5. “Justin Timberlake Is A Luxury Brand” by Matthew Perpetua for BuzzFeed
Surrounding Justin Timberlake’s return to music after a six-year hiatus, Matthew Perpetua looks as his latest single “Suit & Tie” and analyzes the role of image and fashion in the way Timberlake is purposefully “positioning himself as a luxury brand,” shaping his identity to be all about “dressing up” and “being classy.” “It’s basically an issue of GQ adapted as a pop song,” writes Perpetua. It’s interesting that Perpetua also talks about the song in the context of Macklemore’s “Thrift Shop”: “Whereas Timberlake is nudging the listener to aspire to his A-lister lifestyle, Macklemore is encouraging them to feel good about themselves despite their economic circumstances, and to define their style in their own idiosyncratic ways rather than to adhere to stuffy, rigid notion of style designed to keep out the riffraff. There’s always room for fantasy and aspirational values in pop … but there’s a good chance that at this moment, people relate more to a sort of swag that doesn’t require a total suspension of disbelief.”

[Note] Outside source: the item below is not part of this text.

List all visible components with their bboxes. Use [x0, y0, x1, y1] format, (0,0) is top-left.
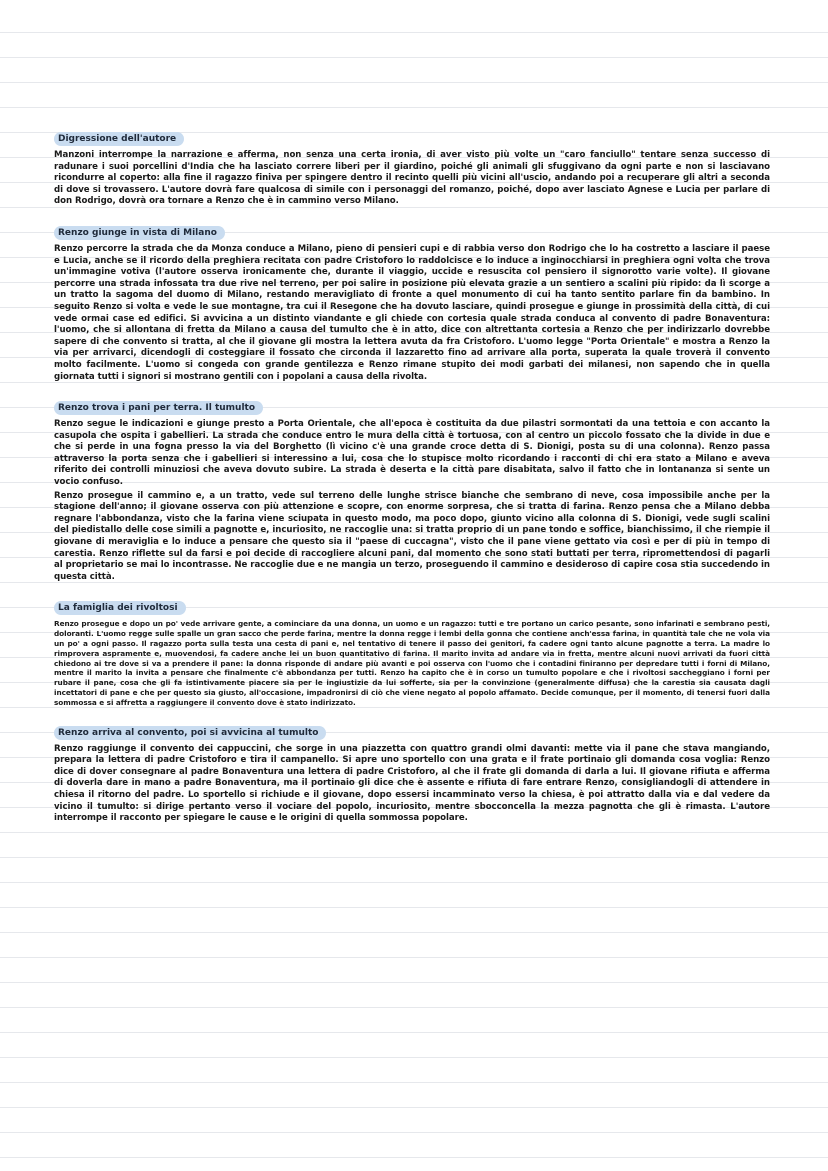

What did we miss? Let us know in the comments.

 
Comments (1)
  1. The Timberlake article is really interesting. I guess branded pop is not so bad when the product comes first as it certinaly seems to have done in this case. I’m also kind of surprised to hear of Timerlake as a sort of perfect role-model, but I really can’t think of any scandal that contradicts that. Well done Justimberlake!